Robocop ist ein Film über diese bösen Männer, die käuflichen Institutionen, denen sie vorstehen, und das Aufflackern menschlichen Anstands, der sie davon abhält, das Gute zu umhüllen, das vom menschlichen Geist übrig geblieben ist. Einer der vielen Gründe, warum der Film nach 35 Jahren immer noch so beliebt ist (mitreißende Science-Fiction-Action, vernichtender Witz, nahtloser Weltaufbau, erstklassiges Filmemachen), ist dieses Beharren darauf, dass die Guten unter uns immer noch aus dem (manchmal radioaktiven) Dreck, der uns zu überwältigen droht.

Paul Verhoeven ist ein ernsthafter Regisseur

Robocop (Peter Weller) mit Waffe - 1987
Orion

In den 1980er Jahren wurden viele schlechte Filme gedreht, und viele von ihnen stammten aus traditionell anrüchigen Genres wie Science-Fiction und Horror. Dies lag teilweise an der enormen Popularität des neuen Heimvideomarktes, der verzweifelt nach Produkten suchte, um die Regale zu füllen. Jede alte Straight-to-Video-Geek-Show würde ausreichen, solange sie etwas Splatter Gore und ein wenig T & A enthielt und vielleicht einen Sinn für Humor hatte.

Robocop hat all das in Hülle und Fülle, aber der gefeierte niederländische Regisseur Paul Verhoeven – der nach Flesh + Blood erst seinen zweiten Film in Amerika drehte – signalisiert, dass er ein ernsthafter Filmemacher ist, indem er schon früh bravouröses Filmemachen einsetzte. Während der wütende schwarze Polizeisergeant wiederholt „Drecksack“ schreit (könnte es mehr 80er sein?), etabliert Verhoeven die Station und den neuen Rekruten Alex Murphy (Peter Weller) mit einigen komplex choreografierten langen Einstellungen und einer sich bewegenden Kamera. Es ist, als wolle er den Zuschauer darauf aufmerksam machen, dass Robocop zwar neben The Toxic Avenger ins Regal der Videothek kommt, es aber wohl kaum ein hingeworfener Exploitation-Quickie sein wird.

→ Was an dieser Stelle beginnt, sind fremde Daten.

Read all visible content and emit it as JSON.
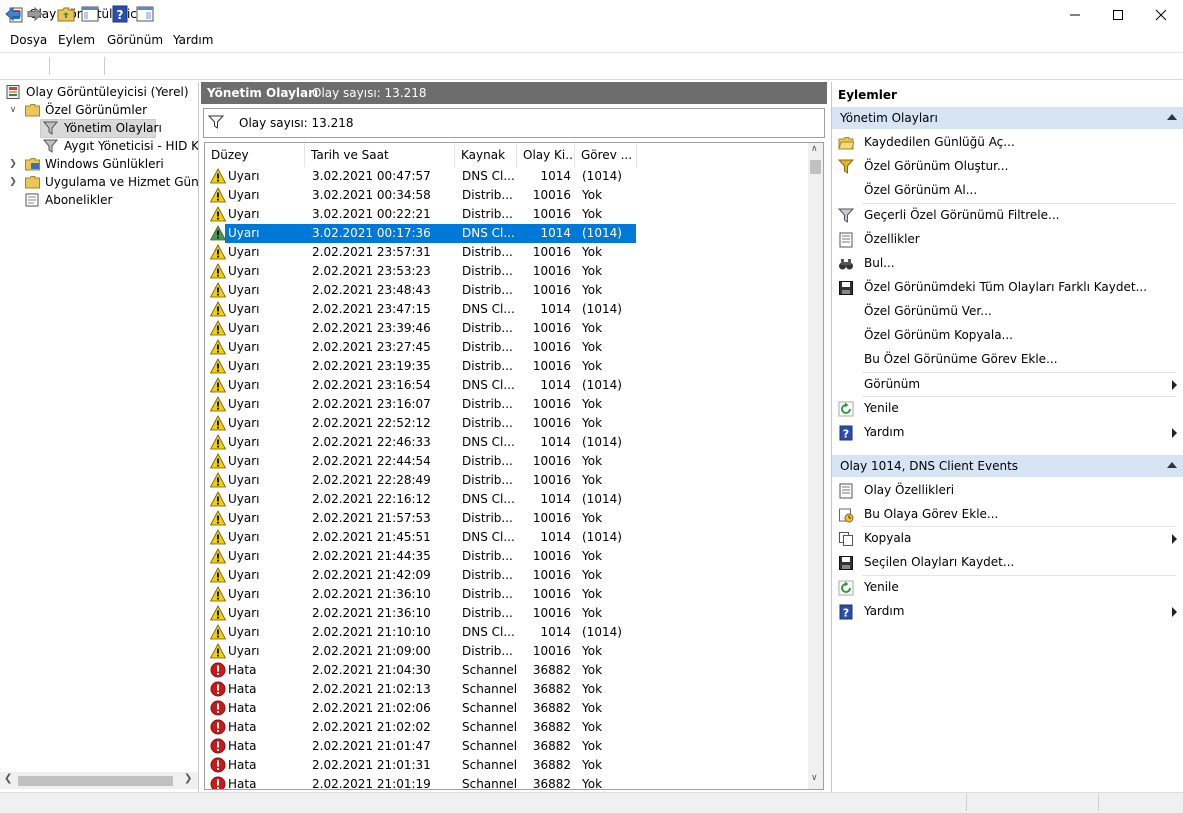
{
  "window": {
    "title": "Olay Görüntüleyicisi"
  },
  "menu": [
    {
      "label": "Dosya"
    },
    {
      "label": "Eylem"
    },
    {
      "label": "Görünüm"
    },
    {
      "label": "Yardım"
    }
  ],
  "tree": {
    "items": [
      {
        "label": "Olay Görüntüleyicisi (Yerel)",
        "icon": "event-viewer-icon"
      },
      {
        "label": "Özel Görünümler",
        "icon": "folder-icon"
      },
      {
        "label": "Yönetim Olayları",
        "icon": "filter-icon"
      },
      {
        "label": "Aygıt Yöneticisi - HID Kla",
        "icon": "filter-icon"
      },
      {
        "label": "Windows Günlükleri",
        "icon": "folder-icon"
      },
      {
        "label": "Uygulama ve Hizmet Günlük",
        "icon": "folder-icon"
      },
      {
        "label": "Abonelikler",
        "icon": "subscriptions-icon"
      }
    ]
  },
  "center": {
    "title": "Yönetim Olayları",
    "count_label": "Olay sayısı: 13.218",
    "filter_count": "Olay sayısı: 13.218",
    "columns": [
      "Düzey",
      "Tarih ve Saat",
      "Kaynak",
      "Olay Ki...",
      "Görev ..."
    ],
    "rows": [
      {
        "level": "Uyarı",
        "type": "warning",
        "date": "3.02.2021 00:47:57",
        "source": "DNS Cl...",
        "id": "1014",
        "task": "(1014)"
      },
      {
        "level": "Uyarı",
        "type": "warning",
        "date": "3.02.2021 00:34:58",
        "source": "Distrib...",
        "id": "10016",
        "task": "Yok"
      },
      {
        "level": "Uyarı",
        "type": "warning",
        "date": "3.02.2021 00:22:21",
        "source": "Distrib...",
        "id": "10016",
        "task": "Yok"
      },
      {
        "level": "Uyarı",
        "type": "warning",
        "date": "3.02.2021 00:17:36",
        "source": "DNS Cl...",
        "id": "1014",
        "task": "(1014)",
        "selected": true
      },
      {
        "level": "Uyarı",
        "type": "warning",
        "date": "2.02.2021 23:57:31",
        "source": "Distrib...",
        "id": "10016",
        "task": "Yok"
      },
      {
        "level": "Uyarı",
        "type": "warning",
        "date": "2.02.2021 23:53:23",
        "source": "Distrib...",
        "id": "10016",
        "task": "Yok"
      },
      {
        "level": "Uyarı",
        "type": "warning",
        "date": "2.02.2021 23:48:43",
        "source": "Distrib...",
        "id": "10016",
        "task": "Yok"
      },
      {
        "level": "Uyarı",
        "type": "warning",
        "date": "2.02.2021 23:47:15",
        "source": "DNS Cl...",
        "id": "1014",
        "task": "(1014)"
      },
      {
        "level": "Uyarı",
        "type": "warning",
        "date": "2.02.2021 23:39:46",
        "source": "Distrib...",
        "id": "10016",
        "task": "Yok"
      },
      {
        "level": "Uyarı",
        "type": "warning",
        "date": "2.02.2021 23:27:45",
        "source": "Distrib...",
        "id": "10016",
        "task": "Yok"
      },
      {
        "level": "Uyarı",
        "type": "warning",
        "date": "2.02.2021 23:19:35",
        "source": "Distrib...",
        "id": "10016",
        "task": "Yok"
      },
      {
        "level": "Uyarı",
        "type": "warning",
        "date": "2.02.2021 23:16:54",
        "source": "DNS Cl...",
        "id": "1014",
        "task": "(1014)"
      },
      {
        "level": "Uyarı",
        "type": "warning",
        "date": "2.02.2021 23:16:07",
        "source": "Distrib...",
        "id": "10016",
        "task": "Yok"
      },
      {
        "level": "Uyarı",
        "type": "warning",
        "date": "2.02.2021 22:52:12",
        "source": "Distrib...",
        "id": "10016",
        "task": "Yok"
      },
      {
        "level": "Uyarı",
        "type": "warning",
        "date": "2.02.2021 22:46:33",
        "source": "DNS Cl...",
        "id": "1014",
        "task": "(1014)"
      },
      {
        "level": "Uyarı",
        "type": "warning",
        "date": "2.02.2021 22:44:54",
        "source": "Distrib...",
        "id": "10016",
        "task": "Yok"
      },
      {
        "level": "Uyarı",
        "type": "warning",
        "date": "2.02.2021 22:28:49",
        "source": "Distrib...",
        "id": "10016",
        "task": "Yok"
      },
      {
        "level": "Uyarı",
        "type": "warning",
        "date": "2.02.2021 22:16:12",
        "source": "DNS Cl...",
        "id": "1014",
        "task": "(1014)"
      },
      {
        "level": "Uyarı",
        "type": "warning",
        "date": "2.02.2021 21:57:53",
        "source": "Distrib...",
        "id": "10016",
        "task": "Yok"
      },
      {
        "level": "Uyarı",
        "type": "warning",
        "date": "2.02.2021 21:45:51",
        "source": "DNS Cl...",
        "id": "1014",
        "task": "(1014)"
      },
      {
        "level": "Uyarı",
        "type": "warning",
        "date": "2.02.2021 21:44:35",
        "source": "Distrib...",
        "id": "10016",
        "task": "Yok"
      },
      {
        "level": "Uyarı",
        "type": "warning",
        "date": "2.02.2021 21:42:09",
        "source": "Distrib...",
        "id": "10016",
        "task": "Yok"
      },
      {
        "level": "Uyarı",
        "type": "warning",
        "date": "2.02.2021 21:36:10",
        "source": "Distrib...",
        "id": "10016",
        "task": "Yok"
      },
      {
        "level": "Uyarı",
        "type": "warning",
        "date": "2.02.2021 21:36:10",
        "source": "Distrib...",
        "id": "10016",
        "task": "Yok"
      },
      {
        "level": "Uyarı",
        "type": "warning",
        "date": "2.02.2021 21:10:10",
        "source": "DNS Cl...",
        "id": "1014",
        "task": "(1014)"
      },
      {
        "level": "Uyarı",
        "type": "warning",
        "date": "2.02.2021 21:09:00",
        "source": "Distrib...",
        "id": "10016",
        "task": "Yok"
      },
      {
        "level": "Hata",
        "type": "error",
        "date": "2.02.2021 21:04:30",
        "source": "Schannel",
        "id": "36882",
        "task": "Yok"
      },
      {
        "level": "Hata",
        "type": "error",
        "date": "2.02.2021 21:02:13",
        "source": "Schannel",
        "id": "36882",
        "task": "Yok"
      },
      {
        "level": "Hata",
        "type": "error",
        "date": "2.02.2021 21:02:06",
        "source": "Schannel",
        "id": "36882",
        "task": "Yok"
      },
      {
        "level": "Hata",
        "type": "error",
        "date": "2.02.2021 21:02:02",
        "source": "Schannel",
        "id": "36882",
        "task": "Yok"
      },
      {
        "level": "Hata",
        "type": "error",
        "date": "2.02.2021 21:01:47",
        "source": "Schannel",
        "id": "36882",
        "task": "Yok"
      },
      {
        "level": "Hata",
        "type": "error",
        "date": "2.02.2021 21:01:31",
        "source": "Schannel",
        "id": "36882",
        "task": "Yok"
      },
      {
        "level": "Hata",
        "type": "error",
        "date": "2.02.2021 21:01:19",
        "source": "Schannel",
        "id": "36882",
        "task": "Yok"
      }
    ]
  },
  "actions": {
    "title": "Eylemler",
    "sections": [
      {
        "label": "Yönetim Olayları",
        "items": [
          {
            "label": "Kaydedilen Günlüğü Aç...",
            "icon": "open-folder-icon"
          },
          {
            "label": "Özel Görünüm Oluştur...",
            "icon": "filter-create-icon"
          },
          {
            "label": "Özel Görünüm Al...",
            "icon": ""
          },
          {
            "label": "Geçerli Özel Görünümü Filtrele...",
            "icon": "filter-icon"
          },
          {
            "label": "Özellikler",
            "icon": "properties-icon"
          },
          {
            "label": "Bul...",
            "icon": "binoculars-icon"
          },
          {
            "label": "Özel Görünümdeki Tüm Olayları Farklı Kaydet...",
            "icon": "save-icon"
          },
          {
            "label": "Özel Görünümü Ver...",
            "icon": ""
          },
          {
            "label": "Özel Görünüm Kopyala...",
            "icon": ""
          },
          {
            "label": "Bu Özel Görünüme Görev Ekle...",
            "icon": ""
          },
          {
            "label": "Görünüm",
            "icon": "",
            "submenu": true
          },
          {
            "label": "Yenile",
            "icon": "refresh-icon"
          },
          {
            "label": "Yardım",
            "icon": "help-icon",
            "submenu": true
          }
        ]
      },
      {
        "label": "Olay 1014, DNS Client Events",
        "items": [
          {
            "label": "Olay Özellikleri",
            "icon": "properties-icon"
          },
          {
            "label": "Bu Olaya Görev Ekle...",
            "icon": "task-icon"
          },
          {
            "label": "Kopyala",
            "icon": "copy-icon",
            "submenu": true
          },
          {
            "label": "Seçilen Olayları Kaydet...",
            "icon": "save-icon"
          },
          {
            "label": "Yenile",
            "icon": "refresh-icon"
          },
          {
            "label": "Yardım",
            "icon": "help-icon",
            "submenu": true
          }
        ]
      }
    ]
  },
  "colors": {
    "selection": "#0078d7",
    "section_header": "#d6e4f4",
    "center_header": "#6d6d6d"
  }
}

Dank dieses allgegenwärtigen 80er-Filmfeatures, einem Bottich voller Säure , taucht spät im Film eine Art giftiger Rächer auf, aber die drohende Gefahr in dieser frühen Szene besteht darin, dass die Polizisten zuschlagen und die Bevölkerung ungeschützt zurücklassen könnten. Aber wie der schöne Eröffnungsschuss ist es eine weitere Fehlleitung von Verhoeven. Während Gewerkschaften in den konservativen 80er Jahren für viele ein Staatsfeind waren, ist Robocop radikal, subversiv links und fest auf der Seite der belagerten Arbeiter. Die Institutionen, die den Amoklauf-Kapitalismus ermöglichen – ob politisch, korporativ oder militärisch-industriell – sind die wirklichen Bedrohungen für die öffentliche Sicherheit und das Wohlergehen im Film.

Konzerne sind die wahren Verbrecher

Dick Jones - Robocop
Ronny Cox als Dick Jones mit ED-209

Verhoeven und die Autoren Edward Neumeier und Michael Miner verschwenden keine Zeit damit, die bösen Jungs in der ersten der berühmten satirischen Zukunftsnachrichten des Films zu identifizieren. Die Talking Heads (die sprudelnde Reporterin von Entertainment Tonight, Leeza Gibbons, war eine geniale Casting-Wahl) erzählen fröhlich das Erbe des europäischen Kolonialismus in Afrika, jetzt in der bedrohlichen Form einer französischen Neutronenbombe, zusammen mit der unbeholfenen Unzulänglichkeit des US-Präsidenten, der schwebt während seines Besuchs auf der „Star Wars Orbiting Peace Platform“ hilflos umher. Der Punkt ist schnell klar: Die moderne westliche Führung ist in der Vergangenheit verstrickt, potenziell tödlich und ineffektiv. Wie der Film bald dramatisieren wird, könnten Regierungen niemals hoffen, es mit der rücksichtslosen Effizienz und dem unverfälschten Ziel globaler Unternehmen aufnehmen zu können.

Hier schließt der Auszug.